FastJet strengthened its senior management ranks with the appointment of three new executives in Oct-2012, including Rob Bishton as operations director, Kyle Haywood as general manager of Africa and Harun Cordan as group chief pilot and head of flight operations.

Decisive action needed to stem Fly540 losses

The FastJet group reported a net loss of USD2.1 million for the six months to 30-Jun-2012 on revenue of USD347,000. Fly540 has racked up extensive losses since launching four years ago.

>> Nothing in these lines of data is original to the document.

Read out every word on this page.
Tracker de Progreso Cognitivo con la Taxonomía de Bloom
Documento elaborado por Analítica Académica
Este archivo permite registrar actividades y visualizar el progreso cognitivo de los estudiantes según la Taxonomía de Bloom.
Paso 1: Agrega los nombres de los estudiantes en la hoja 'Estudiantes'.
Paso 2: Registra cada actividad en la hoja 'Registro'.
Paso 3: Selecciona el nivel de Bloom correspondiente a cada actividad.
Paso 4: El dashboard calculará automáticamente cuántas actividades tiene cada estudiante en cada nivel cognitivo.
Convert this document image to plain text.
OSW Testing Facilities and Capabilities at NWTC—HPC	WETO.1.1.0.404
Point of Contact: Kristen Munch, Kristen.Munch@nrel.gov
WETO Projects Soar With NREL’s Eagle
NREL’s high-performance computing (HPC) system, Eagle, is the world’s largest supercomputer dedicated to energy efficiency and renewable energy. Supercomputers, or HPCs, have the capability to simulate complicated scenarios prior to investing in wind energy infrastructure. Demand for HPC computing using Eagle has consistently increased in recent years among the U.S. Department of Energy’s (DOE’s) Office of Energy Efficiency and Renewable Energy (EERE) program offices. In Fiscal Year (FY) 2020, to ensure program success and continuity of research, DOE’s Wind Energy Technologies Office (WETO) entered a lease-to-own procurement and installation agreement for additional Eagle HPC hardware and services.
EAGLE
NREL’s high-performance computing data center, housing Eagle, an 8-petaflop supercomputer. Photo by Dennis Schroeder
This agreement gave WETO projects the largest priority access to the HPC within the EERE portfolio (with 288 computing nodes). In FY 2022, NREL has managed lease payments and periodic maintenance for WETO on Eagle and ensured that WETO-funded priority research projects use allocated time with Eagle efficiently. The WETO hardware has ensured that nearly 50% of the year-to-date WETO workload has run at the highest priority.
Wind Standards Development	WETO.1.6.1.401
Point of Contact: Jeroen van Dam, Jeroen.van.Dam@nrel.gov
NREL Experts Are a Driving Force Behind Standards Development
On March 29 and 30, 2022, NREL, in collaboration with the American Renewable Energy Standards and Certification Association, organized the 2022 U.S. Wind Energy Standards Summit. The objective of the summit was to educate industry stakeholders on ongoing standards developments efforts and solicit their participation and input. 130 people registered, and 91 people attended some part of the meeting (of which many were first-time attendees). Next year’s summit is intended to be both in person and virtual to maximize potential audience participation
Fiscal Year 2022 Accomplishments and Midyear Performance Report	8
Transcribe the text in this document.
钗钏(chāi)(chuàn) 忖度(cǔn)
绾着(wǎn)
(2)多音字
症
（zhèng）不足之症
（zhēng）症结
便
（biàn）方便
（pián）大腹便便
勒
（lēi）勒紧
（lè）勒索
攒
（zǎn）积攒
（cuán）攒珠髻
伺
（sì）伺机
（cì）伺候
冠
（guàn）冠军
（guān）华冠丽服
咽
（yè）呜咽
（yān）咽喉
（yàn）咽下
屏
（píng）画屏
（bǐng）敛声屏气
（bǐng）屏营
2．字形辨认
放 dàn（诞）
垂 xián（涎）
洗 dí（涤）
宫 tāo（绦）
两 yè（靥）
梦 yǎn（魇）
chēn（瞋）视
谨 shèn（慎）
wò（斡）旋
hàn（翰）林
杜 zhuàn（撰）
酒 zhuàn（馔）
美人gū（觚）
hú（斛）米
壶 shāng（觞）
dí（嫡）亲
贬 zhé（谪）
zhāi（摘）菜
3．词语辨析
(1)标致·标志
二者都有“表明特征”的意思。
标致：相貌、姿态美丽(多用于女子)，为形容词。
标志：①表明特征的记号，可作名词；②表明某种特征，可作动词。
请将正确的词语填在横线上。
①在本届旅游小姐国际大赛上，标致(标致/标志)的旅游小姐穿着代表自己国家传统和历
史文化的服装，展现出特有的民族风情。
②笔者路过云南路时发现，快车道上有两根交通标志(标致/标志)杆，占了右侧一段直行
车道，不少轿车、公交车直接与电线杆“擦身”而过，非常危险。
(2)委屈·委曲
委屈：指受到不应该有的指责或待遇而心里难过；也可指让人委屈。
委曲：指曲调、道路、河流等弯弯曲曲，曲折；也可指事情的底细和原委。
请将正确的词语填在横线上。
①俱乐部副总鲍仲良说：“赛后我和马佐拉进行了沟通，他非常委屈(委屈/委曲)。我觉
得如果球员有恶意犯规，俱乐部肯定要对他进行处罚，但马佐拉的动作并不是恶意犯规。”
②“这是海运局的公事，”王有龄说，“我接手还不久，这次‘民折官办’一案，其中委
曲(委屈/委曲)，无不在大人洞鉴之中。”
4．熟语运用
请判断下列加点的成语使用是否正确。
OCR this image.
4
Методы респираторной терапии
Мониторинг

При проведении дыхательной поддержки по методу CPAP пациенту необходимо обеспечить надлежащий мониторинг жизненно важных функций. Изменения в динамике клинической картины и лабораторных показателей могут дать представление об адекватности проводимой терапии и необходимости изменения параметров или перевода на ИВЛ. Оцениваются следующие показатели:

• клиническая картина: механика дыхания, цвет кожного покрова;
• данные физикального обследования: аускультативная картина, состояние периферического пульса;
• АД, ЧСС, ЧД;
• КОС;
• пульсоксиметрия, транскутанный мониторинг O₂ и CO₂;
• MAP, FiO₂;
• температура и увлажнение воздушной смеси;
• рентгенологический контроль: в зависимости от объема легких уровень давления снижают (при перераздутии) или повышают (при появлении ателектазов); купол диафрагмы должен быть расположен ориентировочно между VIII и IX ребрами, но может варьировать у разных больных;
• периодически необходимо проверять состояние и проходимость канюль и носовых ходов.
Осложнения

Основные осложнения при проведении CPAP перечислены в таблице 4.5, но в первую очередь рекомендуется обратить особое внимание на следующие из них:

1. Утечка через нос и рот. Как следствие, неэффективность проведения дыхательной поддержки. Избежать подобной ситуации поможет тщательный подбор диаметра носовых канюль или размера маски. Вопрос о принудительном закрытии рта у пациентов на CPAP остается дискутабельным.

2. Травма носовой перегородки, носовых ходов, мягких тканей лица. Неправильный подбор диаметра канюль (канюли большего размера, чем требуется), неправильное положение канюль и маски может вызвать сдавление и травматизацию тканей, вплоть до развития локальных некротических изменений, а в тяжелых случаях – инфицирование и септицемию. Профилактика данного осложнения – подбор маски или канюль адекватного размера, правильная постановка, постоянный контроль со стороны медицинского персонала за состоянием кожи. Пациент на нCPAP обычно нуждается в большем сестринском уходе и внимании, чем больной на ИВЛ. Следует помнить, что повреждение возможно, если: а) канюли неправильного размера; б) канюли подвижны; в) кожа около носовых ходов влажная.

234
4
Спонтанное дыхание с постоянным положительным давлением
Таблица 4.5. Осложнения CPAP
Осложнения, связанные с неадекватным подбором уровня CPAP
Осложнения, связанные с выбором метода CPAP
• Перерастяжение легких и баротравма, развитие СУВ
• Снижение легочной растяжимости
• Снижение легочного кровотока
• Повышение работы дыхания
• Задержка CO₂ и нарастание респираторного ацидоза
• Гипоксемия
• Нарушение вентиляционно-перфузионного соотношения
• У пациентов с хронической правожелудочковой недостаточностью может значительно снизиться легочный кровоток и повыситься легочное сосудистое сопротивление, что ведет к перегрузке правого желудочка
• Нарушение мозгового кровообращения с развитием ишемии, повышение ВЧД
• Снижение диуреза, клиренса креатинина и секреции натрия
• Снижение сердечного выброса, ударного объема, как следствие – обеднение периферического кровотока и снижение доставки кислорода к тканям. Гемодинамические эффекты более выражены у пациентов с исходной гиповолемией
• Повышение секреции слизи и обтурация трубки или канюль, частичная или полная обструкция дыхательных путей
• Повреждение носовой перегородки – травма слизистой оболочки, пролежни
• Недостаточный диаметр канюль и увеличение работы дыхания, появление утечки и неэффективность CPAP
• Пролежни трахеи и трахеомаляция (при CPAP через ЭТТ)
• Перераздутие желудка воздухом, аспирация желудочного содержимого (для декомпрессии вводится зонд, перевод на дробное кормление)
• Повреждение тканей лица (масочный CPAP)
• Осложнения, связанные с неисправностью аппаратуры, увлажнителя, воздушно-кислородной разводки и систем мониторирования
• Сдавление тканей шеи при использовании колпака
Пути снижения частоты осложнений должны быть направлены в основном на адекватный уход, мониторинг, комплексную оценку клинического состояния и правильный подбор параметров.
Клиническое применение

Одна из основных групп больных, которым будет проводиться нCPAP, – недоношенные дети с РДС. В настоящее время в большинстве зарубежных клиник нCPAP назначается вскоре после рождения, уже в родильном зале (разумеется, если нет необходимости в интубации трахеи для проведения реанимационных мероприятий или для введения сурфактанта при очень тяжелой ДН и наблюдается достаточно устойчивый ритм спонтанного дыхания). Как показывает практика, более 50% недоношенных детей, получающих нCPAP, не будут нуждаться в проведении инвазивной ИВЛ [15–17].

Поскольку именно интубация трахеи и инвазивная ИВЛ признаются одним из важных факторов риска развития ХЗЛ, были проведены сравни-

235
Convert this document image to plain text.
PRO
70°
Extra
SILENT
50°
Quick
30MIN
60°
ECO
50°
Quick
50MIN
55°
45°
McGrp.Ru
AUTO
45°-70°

Profitability for the brand continued to be below expectations in Jul-2012 and Aug-2012. Executive chairman David Lenigas said the board was taking “decisive action to improve operational performance at Fly540 whilst services continue under that brand”.

Fly540 in Oct-2012 increased the number of passengers carried across its network by 27% to 51,015, but its load factor fell to just 56.4%. On a rolling 12-month basis the total number passengers rose by 61.5% to 638,654.

FastJet is banking that strong backing and management will result in the carrier making some early gains in a market crying out for more capacity and cheaper fares. But as Fastjet expands it will face stronger competition from established carriers and will have to navigate African governments' protection of their own national carriers and restrictive bilateral environment, which could hamper its growth.